La Real World di Peter Gabriel si prepara a celebrare il suo venticinquennale distribuendo nei negozi, il 29 settembre, una tripla antologia contenente i "greatest hits" dell'etichetta (sul primo CD), oscurità meritevoli di riscoperta (sul secondo) e i brani preferiti dal pubblico (sul terzo). "Pensiamo di poter andare avanti altri venticinque anni", ha dichiarato a BBC News il musicista inglese, che attraverso un catalogo di oltre duecento titoli ha fatto conoscere al pubblico occidentale artisti come Nusrat Fateh Ali Khan, Papa Wemba, Sheila Chandra, Geoffrey Oryema, Ayub Ogada e The Drummers of Burundi, pubblicando - oltre agli album a suo nome - anche dischi dei Blind Boys of Alabama, di Joseph Arthur, degli Afro Celt Sound System e degli italiani Spaccanapoli e Tenores di Bitti.

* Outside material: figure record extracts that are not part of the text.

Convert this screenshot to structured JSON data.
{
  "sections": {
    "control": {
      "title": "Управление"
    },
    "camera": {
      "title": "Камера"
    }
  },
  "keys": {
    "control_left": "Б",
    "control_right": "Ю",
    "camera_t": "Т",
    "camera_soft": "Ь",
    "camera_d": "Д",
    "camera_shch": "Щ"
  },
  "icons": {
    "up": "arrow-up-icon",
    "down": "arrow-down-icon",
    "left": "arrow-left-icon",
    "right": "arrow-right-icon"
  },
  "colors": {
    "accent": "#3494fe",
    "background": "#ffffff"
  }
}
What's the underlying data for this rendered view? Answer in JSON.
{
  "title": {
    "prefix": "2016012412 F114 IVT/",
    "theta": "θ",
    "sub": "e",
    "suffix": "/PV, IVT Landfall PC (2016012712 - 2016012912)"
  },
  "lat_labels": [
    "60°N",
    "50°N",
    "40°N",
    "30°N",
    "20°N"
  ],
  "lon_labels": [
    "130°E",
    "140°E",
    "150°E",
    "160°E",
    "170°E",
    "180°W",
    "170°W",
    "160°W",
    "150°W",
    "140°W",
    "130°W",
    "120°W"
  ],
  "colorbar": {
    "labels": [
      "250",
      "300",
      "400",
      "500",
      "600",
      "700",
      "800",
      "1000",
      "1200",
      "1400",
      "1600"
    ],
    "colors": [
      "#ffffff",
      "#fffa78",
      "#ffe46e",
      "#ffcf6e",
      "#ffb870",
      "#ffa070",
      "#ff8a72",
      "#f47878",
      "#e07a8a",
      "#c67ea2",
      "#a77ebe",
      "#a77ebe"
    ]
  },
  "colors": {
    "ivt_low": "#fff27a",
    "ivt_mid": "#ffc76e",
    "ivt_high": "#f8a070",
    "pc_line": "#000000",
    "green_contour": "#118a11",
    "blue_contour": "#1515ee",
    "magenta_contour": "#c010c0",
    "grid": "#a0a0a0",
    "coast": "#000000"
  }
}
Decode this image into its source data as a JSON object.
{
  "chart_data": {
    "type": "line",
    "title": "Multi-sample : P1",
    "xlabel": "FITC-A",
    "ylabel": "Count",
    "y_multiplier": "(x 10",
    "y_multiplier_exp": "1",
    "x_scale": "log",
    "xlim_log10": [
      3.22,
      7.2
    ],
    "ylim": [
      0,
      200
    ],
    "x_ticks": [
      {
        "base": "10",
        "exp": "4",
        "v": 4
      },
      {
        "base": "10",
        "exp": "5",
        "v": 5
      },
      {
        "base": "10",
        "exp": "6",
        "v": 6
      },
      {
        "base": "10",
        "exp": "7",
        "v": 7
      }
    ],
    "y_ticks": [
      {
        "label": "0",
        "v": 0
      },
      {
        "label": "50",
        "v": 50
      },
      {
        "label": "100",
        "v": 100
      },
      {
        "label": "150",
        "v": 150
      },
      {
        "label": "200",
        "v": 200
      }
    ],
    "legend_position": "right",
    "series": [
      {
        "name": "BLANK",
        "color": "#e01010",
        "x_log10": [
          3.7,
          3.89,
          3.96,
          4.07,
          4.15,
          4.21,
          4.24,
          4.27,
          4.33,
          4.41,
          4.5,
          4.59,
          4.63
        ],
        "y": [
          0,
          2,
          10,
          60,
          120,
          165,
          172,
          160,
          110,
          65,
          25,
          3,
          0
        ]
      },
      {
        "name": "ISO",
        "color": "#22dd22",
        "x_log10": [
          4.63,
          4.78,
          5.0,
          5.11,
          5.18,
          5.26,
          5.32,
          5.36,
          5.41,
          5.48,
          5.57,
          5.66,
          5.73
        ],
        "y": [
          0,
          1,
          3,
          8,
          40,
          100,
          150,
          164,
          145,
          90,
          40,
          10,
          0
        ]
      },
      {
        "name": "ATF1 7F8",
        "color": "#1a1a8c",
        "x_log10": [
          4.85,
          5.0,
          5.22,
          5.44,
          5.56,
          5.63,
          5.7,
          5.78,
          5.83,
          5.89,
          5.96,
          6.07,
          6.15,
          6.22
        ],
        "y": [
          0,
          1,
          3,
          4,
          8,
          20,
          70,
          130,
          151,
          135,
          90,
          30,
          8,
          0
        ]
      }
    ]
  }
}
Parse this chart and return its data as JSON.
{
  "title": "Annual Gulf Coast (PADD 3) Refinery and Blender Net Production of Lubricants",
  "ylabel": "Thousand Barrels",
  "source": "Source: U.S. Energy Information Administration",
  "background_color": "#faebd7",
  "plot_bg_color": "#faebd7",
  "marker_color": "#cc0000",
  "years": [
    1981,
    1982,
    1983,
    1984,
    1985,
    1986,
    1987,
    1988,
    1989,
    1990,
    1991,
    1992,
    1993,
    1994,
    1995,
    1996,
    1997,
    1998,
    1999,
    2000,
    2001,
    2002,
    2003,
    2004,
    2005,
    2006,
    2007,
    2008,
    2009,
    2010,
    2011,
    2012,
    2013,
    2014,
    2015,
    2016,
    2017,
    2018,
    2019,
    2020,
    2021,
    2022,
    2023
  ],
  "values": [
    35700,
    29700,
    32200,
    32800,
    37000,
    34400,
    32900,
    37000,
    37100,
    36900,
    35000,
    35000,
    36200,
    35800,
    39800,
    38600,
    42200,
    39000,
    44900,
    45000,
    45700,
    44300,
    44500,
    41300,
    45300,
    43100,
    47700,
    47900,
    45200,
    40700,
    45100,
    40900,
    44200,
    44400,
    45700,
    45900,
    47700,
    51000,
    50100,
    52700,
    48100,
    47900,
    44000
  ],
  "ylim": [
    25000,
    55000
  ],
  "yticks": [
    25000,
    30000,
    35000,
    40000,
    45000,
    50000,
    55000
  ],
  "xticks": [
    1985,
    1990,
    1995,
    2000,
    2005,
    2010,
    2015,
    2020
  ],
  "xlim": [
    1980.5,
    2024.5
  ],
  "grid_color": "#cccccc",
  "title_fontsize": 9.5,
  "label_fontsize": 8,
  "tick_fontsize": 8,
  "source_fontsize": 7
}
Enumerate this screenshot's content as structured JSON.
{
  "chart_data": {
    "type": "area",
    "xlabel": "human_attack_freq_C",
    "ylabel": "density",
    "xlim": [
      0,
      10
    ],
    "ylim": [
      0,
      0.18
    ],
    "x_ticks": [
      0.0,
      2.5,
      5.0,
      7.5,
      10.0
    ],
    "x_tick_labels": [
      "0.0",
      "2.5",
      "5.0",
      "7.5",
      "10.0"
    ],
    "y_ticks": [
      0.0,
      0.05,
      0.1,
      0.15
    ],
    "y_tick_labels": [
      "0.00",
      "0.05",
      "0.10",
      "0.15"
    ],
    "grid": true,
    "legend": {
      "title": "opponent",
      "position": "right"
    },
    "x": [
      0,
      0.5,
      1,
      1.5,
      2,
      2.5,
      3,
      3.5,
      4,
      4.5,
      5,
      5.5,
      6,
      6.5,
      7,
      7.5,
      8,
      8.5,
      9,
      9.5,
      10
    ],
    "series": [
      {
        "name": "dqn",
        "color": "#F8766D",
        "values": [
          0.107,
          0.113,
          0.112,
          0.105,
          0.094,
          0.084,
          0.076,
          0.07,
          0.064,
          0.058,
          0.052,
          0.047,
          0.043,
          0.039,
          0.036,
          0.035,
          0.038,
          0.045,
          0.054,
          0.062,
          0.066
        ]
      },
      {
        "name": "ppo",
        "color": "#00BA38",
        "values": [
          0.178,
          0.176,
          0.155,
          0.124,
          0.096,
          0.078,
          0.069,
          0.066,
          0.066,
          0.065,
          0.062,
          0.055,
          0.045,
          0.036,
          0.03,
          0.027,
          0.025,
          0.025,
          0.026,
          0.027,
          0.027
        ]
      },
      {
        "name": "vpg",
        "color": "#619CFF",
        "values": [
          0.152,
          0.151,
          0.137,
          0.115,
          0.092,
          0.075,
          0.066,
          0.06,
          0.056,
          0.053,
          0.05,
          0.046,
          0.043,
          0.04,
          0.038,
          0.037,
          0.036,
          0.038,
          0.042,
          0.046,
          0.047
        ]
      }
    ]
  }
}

"Finché il pubblico mostrerà interesse e continuerà a sostenerci pubblicheremo tutto il possibile", ha spiegato Gabriel intervenendo al Womad Festival che ha dato origine all'etichetta e che lo scorso weekend è andato in scena a Charlton Park nel Wiltshire inglese. "I dischi non vendono come una volta", ha ammesso. "E come consumatori dobbiamo scegliere se tornare a qualche forma di pagamento: quel che so, però, è che nel cuore delle persone c'è ancora molta generosità".
Tra i suoi progetti, il musicista - che sarà a Torino a novembre per un'altra data del suo tour "Back to front" - ha anticipato l'intenzione di aggiungere più musica latinoamericana al catalogo Real World e di allestire un palco dedicato al "world hip hop" al Womad. "Vogliamo spingerci un poco oltre i nostri confini per uscire dalla nostra zona di conforto". "Non ci siamo mai messi a collaborare con artisti che non ci piacevano", ha aggiunto a proposito delle politiche artistiche della Real World ricordando con particolare affetto la collaborazione con Nusrat Fateh Ali Khan, "il Pavarotti pakistano. Pubblicare i suoi dischi per noi è stato fondamentale perché lo abbiamo aiutato a trovare un pubblico al di fuori del Qawwali (la musica sacra del suo Paese, espressione del sufismo): quello è sempre stato uno degli obiettivi principali della nostra etichetta".